I live in a magical place called Wisconsin. So many wonderful wild things grow here in abundance. Well known for whitetail deer, the foundation for my pho recipe, many interesting and useful plants are also to be found in Wisconsin and the Upper Midwest that lend themselves to the traditional flavors of the Southeast Asian soup. Pho often has ginger, anise, and Szechuan peppers in it, and it just happens that these flavors, or close approximations, can be foraged in the woods and tallgrass prairies of my home state.
I’m an adult-onset hunter and gatherer.
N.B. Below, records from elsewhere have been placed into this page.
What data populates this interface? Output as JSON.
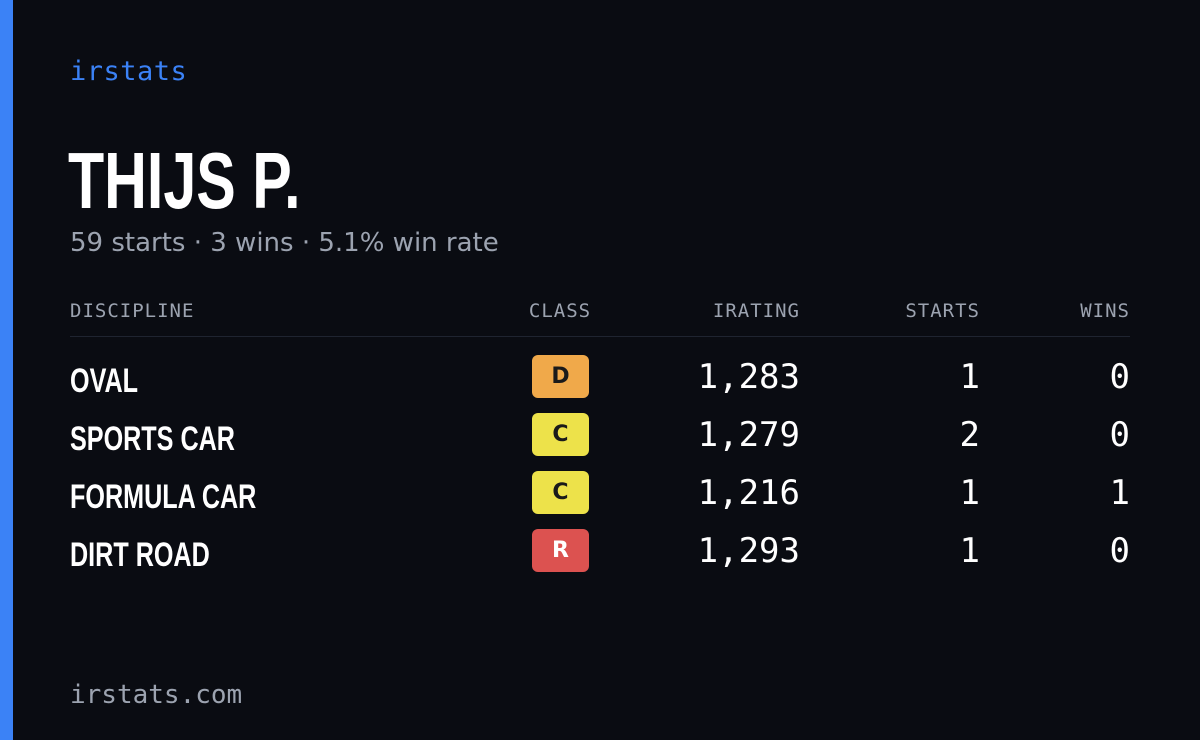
{
  "brand": "irstats",
  "driver": {
    "name": "THIJS P.",
    "summary": "59 starts · 3 wins · 5.1% win rate"
  },
  "table": {
    "headers": {
      "discipline": "DISCIPLINE",
      "class": "CLASS",
      "irating": "IRATING",
      "starts": "STARTS",
      "wins": "WINS"
    },
    "rows": [
      {
        "discipline": "OVAL",
        "class": "D",
        "class_color": "#f0a94a",
        "irating": "1,283",
        "starts": "1",
        "wins": "0"
      },
      {
        "discipline": "SPORTS CAR",
        "class": "C",
        "class_color": "#ede24a",
        "irating": "1,279",
        "starts": "2",
        "wins": "0"
      },
      {
        "discipline": "FORMULA CAR",
        "class": "C",
        "class_color": "#ede24a",
        "irating": "1,216",
        "starts": "1",
        "wins": "1"
      },
      {
        "discipline": "DIRT ROAD",
        "class": "R",
        "class_color": "#dc5250",
        "irating": "1,293",
        "starts": "1",
        "wins": "0"
      }
    ]
  },
  "footer": "irstats.com",
  "colors": {
    "accent": "#3b82f6",
    "background": "#0a0c12",
    "muted_text": "#9ca3b0"
  }
}
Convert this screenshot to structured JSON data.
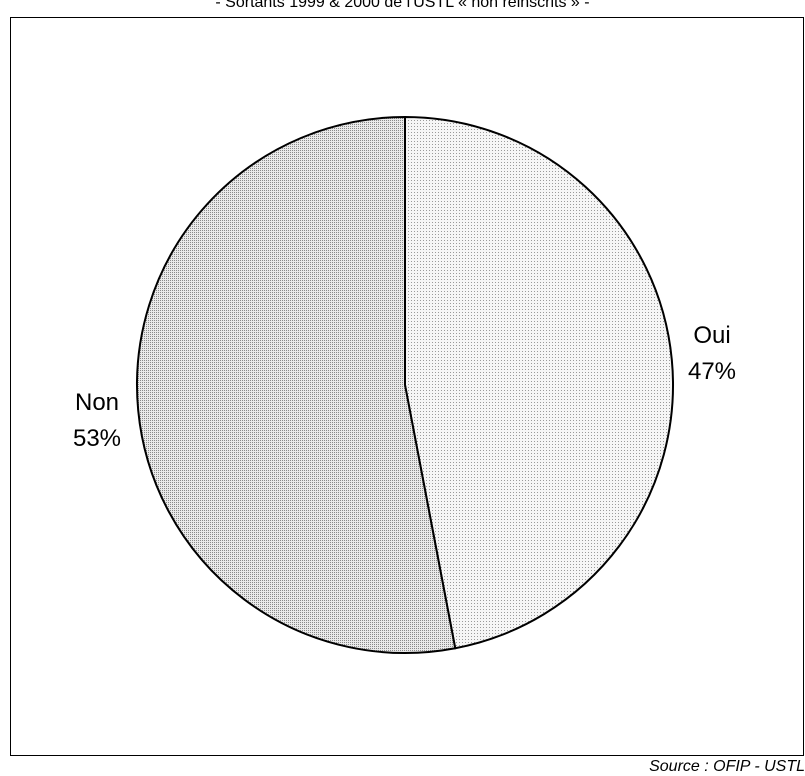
{
  "subtitle": "- Sortants 1999 & 2000 de l'USTL « non réinscrits » -",
  "source": "Source : OFIP - USTL",
  "chart_data": {
    "type": "pie",
    "slices": [
      {
        "label": "Oui",
        "value": 47,
        "value_label": "47%",
        "color": "#ececec"
      },
      {
        "label": "Non",
        "value": 53,
        "value_label": "53%",
        "color": "#d8d8d8"
      }
    ],
    "start": "12 o'clock",
    "direction": "clockwise"
  }
}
I started hunting whitetail deer about 15 years ago when I was a student in the Wildlife Ecology Department at the University of Wisconsin-Madison. I picked up Sam Thayer’s book, “Forager’s Harvest,” around the same time, and have been expanding my skill set in the field and kitchen ever since. Last year, I launched my business, Eagle Outdoor Skills, reconnecting people with nature through wild foods and primitive skills. I was excited to use both my hunting and foraging skills while making this dish.
For ginger, I gathered wild ginger (Asarum canadense) leaves and stems in the shady woods at the edge of Wisconsin’s Driftless region. While not closely related to the ginger commonly sold at the grocer’s, as its name implies, it has a ginger-like flavor and is used in Indigenous cooking.
Anise hyssop (Agastache foeniculum) is a prairie plant found on ridge tops and tallgrass prairie restorations in my area. It has a pleasant anise flavor and beautiful purple blooms.
Common pricklyash (Zanthoxylum americanum) is an aromatic shrub that can be found in the upper Midwest and is a close relative to the Szechuan pepper plant. Both plants produce small fruit with a thin, Pac-man shaped skin. Both have a citrusy flavor with a mild numbing effect (another name for pricklyash is “toothache tree”).
Pulling these ingredients together, along with the venison, I realized I was a stone’s throw away from making a completely wild pho. To round out the dish, with usually calls for fish sauce, I used oyster mushrooms which can have a slight “fishy” odor to them.
In lieu of onions and noodles, I gathered wild nodding onions (Allium cernuum), another prairie native, and sliced the long leaves lengthwise. Traditional pho has a bit of cane sugar in it for a touch of sweetness. Maple syrup I boiled down from silver maple sap earlier this year was the final ingredient for Wild Wisconsin Pho.
Here is my recipe with suggested substitutions for those new to foraging or not living where these wild ingredients are to be found.
Wild Wisconsin Pho Recipe
- Bone-in cut of venison shanks, small neck, or femurs with scrap meat
- 2-3 lb venison backstrap trimmed
- ½ lb oyster mushrooms or 1 cup dried mushrooms
- 2 dozen green tops of nodding onion any wild or domestic member of the onion family will do
- 3-5 stems and leaves of wild ginger or ½ cup sliced ginger root
- 5-10 stems and leaves of anise hyssop or 3-5 pods star anise
- 1 tbsp dried pricklyash fruit or Szechuan pepper
- ¼ cup maple syrup
- Salt to taste
- Smoke, sear, or broil a bone-in cut of venison until browned, then place in a stockpot. Add 2-3 quarts of water and simmer, covered, for 3-4 hours. Coarsely cut the herbs (wild ginger and anise hyssop). Remove the venison from the pot and add herbs and prickly ash to the broth.
- Let broth barely simmer, covered, for 1-2 hours. After it’s cooled, remove meat from bones.
- Strain and discard herbs from broth and return to heat.
- Add deboned meat, mushrooms, and maple syrup.
- Cut onion tops (lengthwise for “noodles,” crosswise if preferred). Add onion tops and simmer 10-15min. Add salt to taste.
- Cut backstrap into thin slices and place in serving bowls.
- Remove soup from heat and ladle it over the raw backstrap (it will “cook” to perfection from the hot soup.
- Serve topped with chopped wild bergamot, cilantro, and/or jalapeños.